Spinach is not very lucky with a culinary reputation in Russia. There is no own spinach blame. Its green leaves are the most delicate and useful thing, and the expression “tasteless like spinach” is completely unfair, although it has become fixed in the minds of many as an axiom. The coming month will be the most spinach of all months of the year. The season of tender green leaves has begun, it’s time to try spinach in all possible forms.
In Russian cuisine, spinach is considered to be synonymous with sorrel. Perhaps this is precisely the reason for the dissatisfaction with spinach. It looks, indeed, similar to its sour comrade, but it tastes many times more tender and requires appropriate treatment. Many spinach dilute spring sorrel soup, which without such an additive can be too acidic. This is the right decision, we support it. But cooking spinach is not the best thing. In the spring, when spinach just started to appear, you need to eat it, of course, raw. We found two of the most delicious ways to cook spinach.
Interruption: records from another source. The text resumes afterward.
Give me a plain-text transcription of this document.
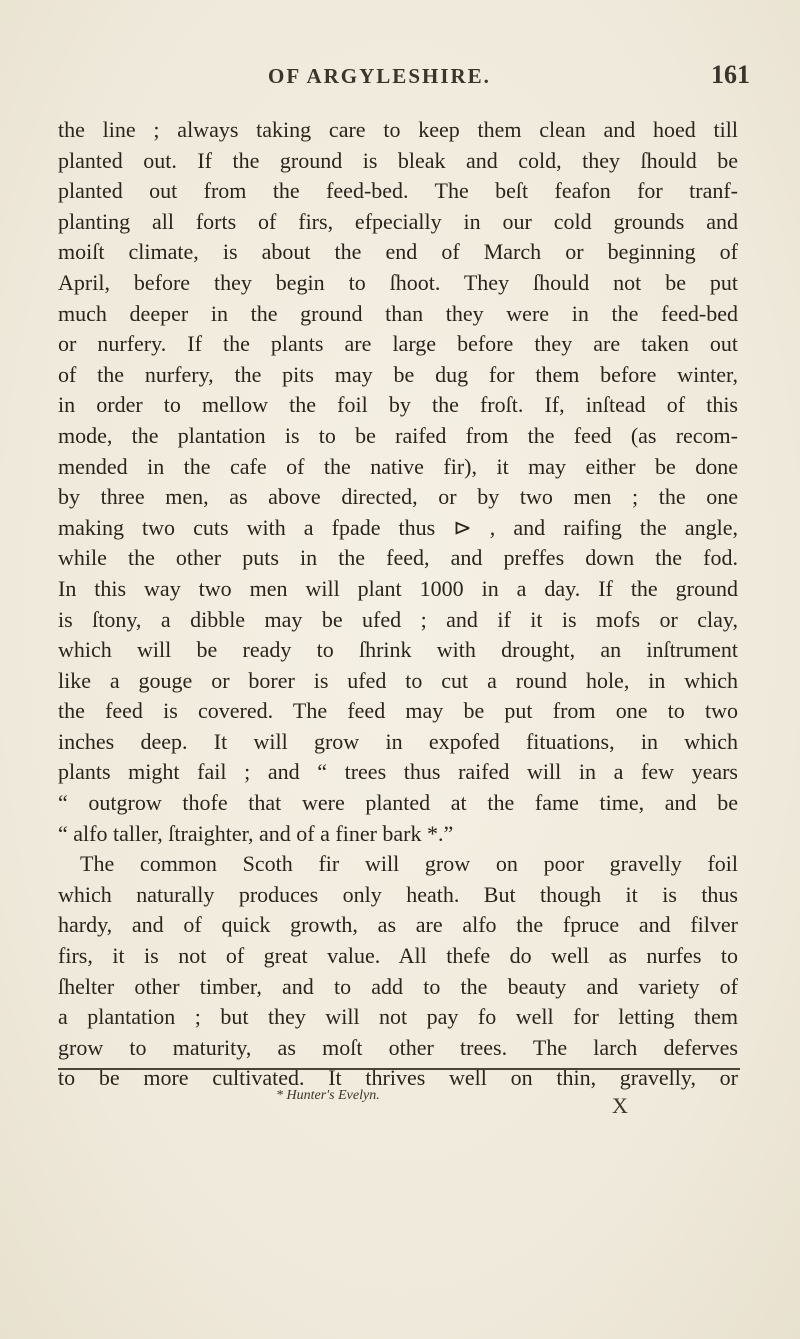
OF ARGYLESHIRE.	161
the line ; always taking care to keep them clean and hoed till
planted out. If the ground is bleak and cold, they ſhould be
planted out from the feed-bed. The beſt feafon for tranf-
planting all forts of firs, efpecially in our cold grounds and
moiſt climate, is about the end of March or beginning of
April, before they begin to ſhoot. They ſhould not be put
much deeper in the ground than they were in the feed-bed
or nurfery. If the plants are large before they are taken out
of the nurfery, the pits may be dug for them before winter,
in order to mellow the foil by the froſt. If, inſtead of this
mode, the plantation is to be raifed from the feed (as recom-
mended in the cafe of the native fir), it may either be done
by three men, as above directed, or by two men ; the one
making two cuts with a fpade thus ⊳ , and raifing the angle,
while the other puts in the feed, and preffes down the fod.
In this way two men will plant 1000 in a day. If the ground
is ſtony, a dibble may be ufed ; and if it is mofs or clay,
which will be ready to ſhrink with drought, an inſtrument
like a gouge or borer is ufed to cut a round hole, in which
the feed is covered. The feed may be put from one to two
inches deep. It will grow in expofed fituations, in which
plants might fail ; and “ trees thus raifed will in a few years
“ outgrow thofe that were planted at the fame time, and be
“ alfo taller, ſtraighter, and of a finer bark *.”
The common Scoth fir will grow on poor gravelly foil
which naturally produces only heath. But though it is thus
hardy, and of quick growth, as are alfo the fpruce and filver
firs, it is not of great value. All thefe do well as nurfes to
ſhelter other timber, and to add to the beauty and variety of
a plantation ; but they will not pay fo well for letting them
grow to maturity, as moſt other trees. The larch deferves
to be more cultivated. It thrives well on thin, gravelly, or
* Hunter's Evelyn.	X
Chewing sheet by sheet is boring, but making a spinach smoothie is just right.
This nectar of the gods is prescribed to everyone who has had too many parties lately. This smoothie has an excellent invigorating effect. Spinach is full of antioxidants, so it’s understandable why this smoothie works like that.
- 1 bunch of spinach leaves
- 1 tablespoon of honey
- 1 banana
- 1 cup almond milk
- a pair of ice cubes
There are no tricks in cooking. We take everything, send it to the blender. We get a bright green bubbling liquid. We squint and drink with full awareness that this is the most healthy thing that you have ever drunk in your life.
The second great way to eat fresh spinach is to make a salad with it. We always manage to mix spinach with green onions, eggs and season with mayonnaise in a Russian way, but the way that European housewives often resort to is to combine spinach with strawberries. To ensure that the mix is not a dessert, add another component – avocado. And here is the most beautiful spring appetizer for wine, which will rhyme with cheese and tender meat.
Spinach, Strawberry and Avocado Salad
- Large bowl of spinach leaves
- 3 handfuls of strawberries
- 1 avocado
- half a red onion
- 2 tablespoons almond petals
- 2 tablespoons grated parmesan
- 1 tablespoon poppy seeds
- 2 tablespoons of honey
- olive oil
- 3 tablespoons apple cider vinegar
If the spinach leaves are small, but generally speaking, it’s best to choose just those for the salad, then we don’t cut them, but leave them as they are. Large leaves need to be crushed using a knife with a ceramic blade (otherwise the cut will be oxidized). Cut strawberries in half. Dice the avocado. Onions finely-finely, thin plates.
We mix everything.
Now we take up the gas station. She is in this salad responsible for the sharpness and piquancy of taste. Mix: vinegar, honey, poppy seeds, olive oil (determine its quantity yourself: so much so that the dressing is not too hot for you). Shake and mix everything until completely homogeneous. We send the dressing to the salad, again, mix, and on top – the almond and parmesan petals. Beautiful – immensely and very tasty. You must try it!